As part of the Danish climate agreement of June 2020, it was decided to build two energy islands, in the Baltic and North Seas respectively, linked to offshore wind farms that together can provide 5 GW. The engineering and consultancy company Ramboll has been awarded one of the first pilot climate and seabed studies for the coming energy islands.
The ‘energy island’ is a comparatively new concept, and refers to an existing island, an artificial island or a platform that functions as a hub for electricity production from nearby offshore wind farms, to be collected and distributed to one or more countries.
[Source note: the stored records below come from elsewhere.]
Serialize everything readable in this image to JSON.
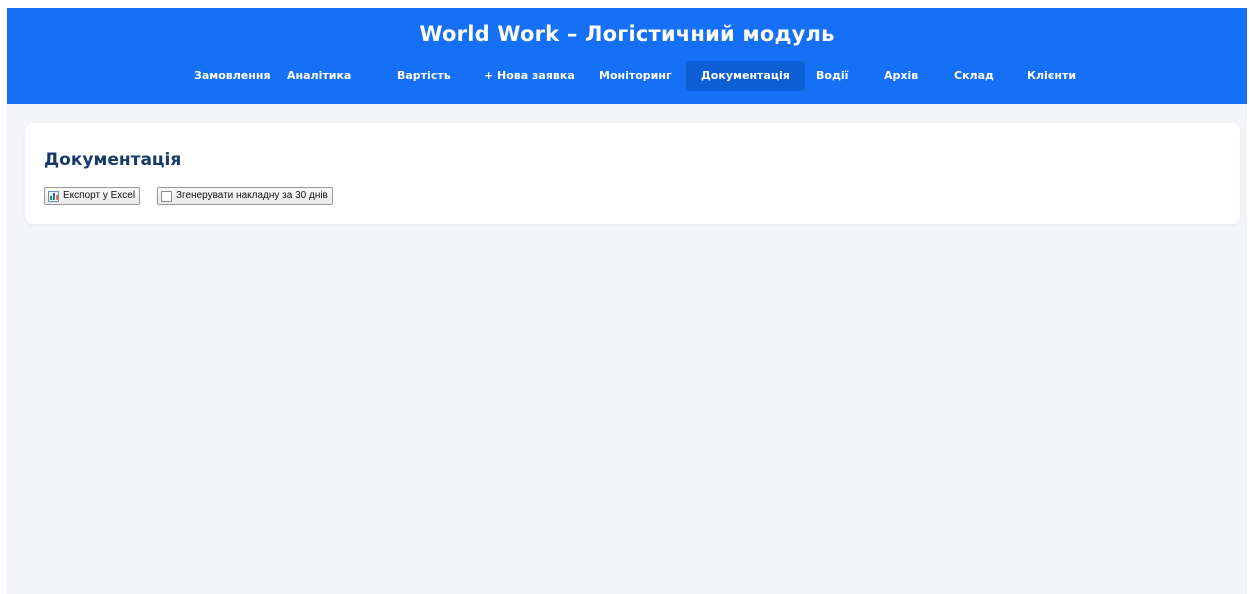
{
  "header": {
    "title": "World Work – Логістичний модуль",
    "nav": [
      {
        "label": "Замовлення",
        "active": false
      },
      {
        "label": "Аналітика",
        "active": false
      },
      {
        "label": "Вартість",
        "active": false
      },
      {
        "label": "+ Нова заявка",
        "active": false
      },
      {
        "label": "Моніторинг",
        "active": false
      },
      {
        "label": "Документація",
        "active": true
      },
      {
        "label": "Водії",
        "active": false
      },
      {
        "label": "Архів",
        "active": false
      },
      {
        "label": "Склад",
        "active": false
      },
      {
        "label": "Клієнти",
        "active": false
      }
    ]
  },
  "main": {
    "title": "Документація",
    "buttons": {
      "export_excel": {
        "label": "Експорт у Excel",
        "icon": "bar-chart-icon"
      },
      "generate_invoice": {
        "label": "Згенерувати накладну за 30 днів",
        "icon": "document-icon"
      }
    }
  },
  "colors": {
    "header_bg": "#1570f5",
    "nav_active_bg": "#0e5ed3",
    "page_bg": "#f3f5f8",
    "title_color": "#173a6b"
  }
}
Energinet has now asked Ramboll to map and recommend possible submerged cable routes and landing locations for the export of power from a future energy island near Bornholm, to Denmark and an adjacent country.
”The project is of major strategic importance since the result will help form the basis for decisions about import and export of energy from the new energy island, as well as how renewable energy from the islands will interconnect the countries” said Mikkel Benthien Kristensen, Global Division director for Environmental Impact Assessments at Ramboll.
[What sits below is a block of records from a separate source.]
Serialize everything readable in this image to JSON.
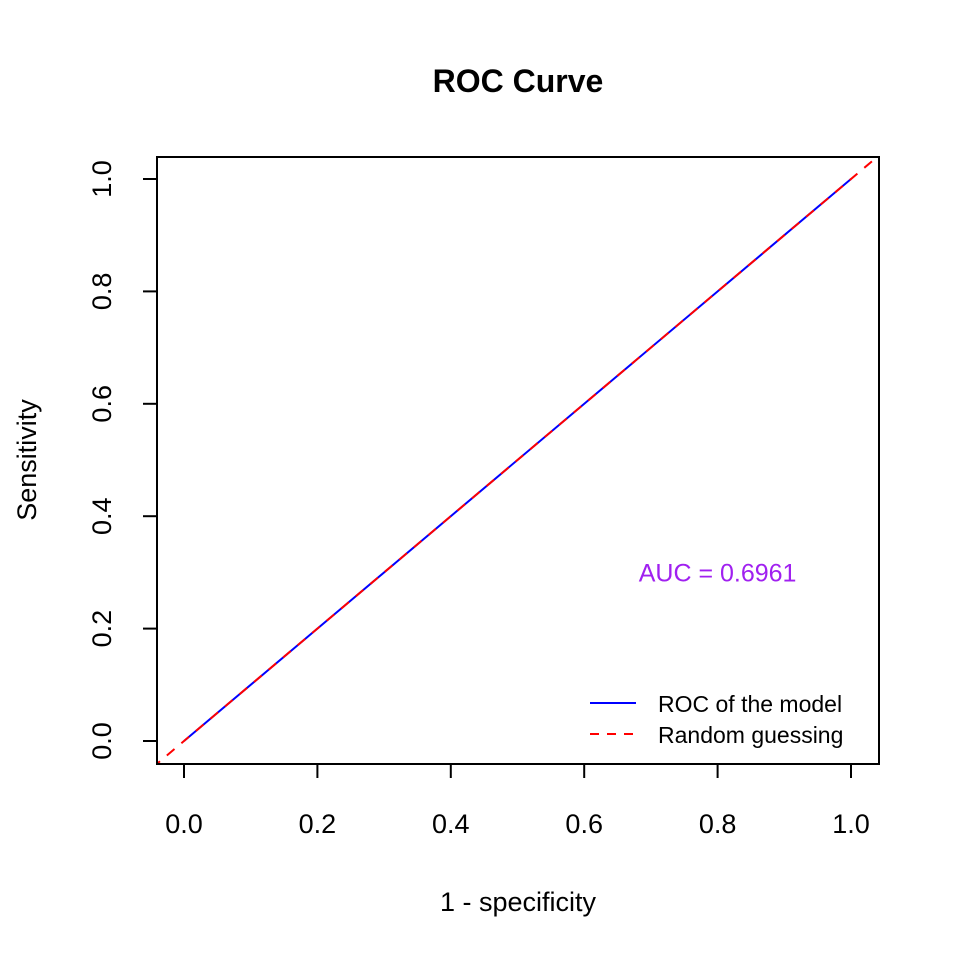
{
  "chart_data": {
    "type": "line",
    "title": "ROC Curve",
    "xlabel": "1 - specificity",
    "ylabel": "Sensitivity",
    "xlim": [
      0,
      1
    ],
    "ylim": [
      0,
      1
    ],
    "xticks": [
      0.0,
      0.2,
      0.4,
      0.6,
      0.8,
      1.0
    ],
    "xtick_labels": [
      "0.0",
      "0.2",
      "0.4",
      "0.6",
      "0.8",
      "1.0"
    ],
    "yticks": [
      0.0,
      0.2,
      0.4,
      0.6,
      0.8,
      1.0
    ],
    "ytick_labels": [
      "0.0",
      "0.2",
      "0.4",
      "0.6",
      "0.8",
      "1.0"
    ],
    "grid": false,
    "series": [
      {
        "name": "ROC of the model",
        "style": "solid",
        "color": "#0000ff",
        "x": [
          0,
          1
        ],
        "y": [
          0,
          1
        ]
      },
      {
        "name": "Random guessing",
        "style": "dashed",
        "color": "#ff0000",
        "abline": {
          "intercept": 0,
          "slope": 1
        }
      }
    ],
    "legend": {
      "position": "bottom-right",
      "entries": [
        "ROC of the model",
        "Random guessing"
      ]
    },
    "annotations": [
      {
        "text": "AUC =  0.6961",
        "x": 0.8,
        "y": 0.3,
        "color": "#a020f0"
      }
    ]
  }
}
These projects are crucial for Denmark, because the green energy from the energy islands can meet the growing electricity consumption in a climate-friendly Danish society, but also for Europe in general, when the green power is exported and thus contributes to the European green transition. The planned energy island projects are anticipated to make Denmark a front-runner in the advanced utilisation of offshore wind.
This work creates the groundwork for subsequent investigations and approval of the project. The next step in the project for the energy island Bornholm will be to carry out the environmental feasibility studies to ensure that the energy island has as few negative consequences as possible for the marine environment.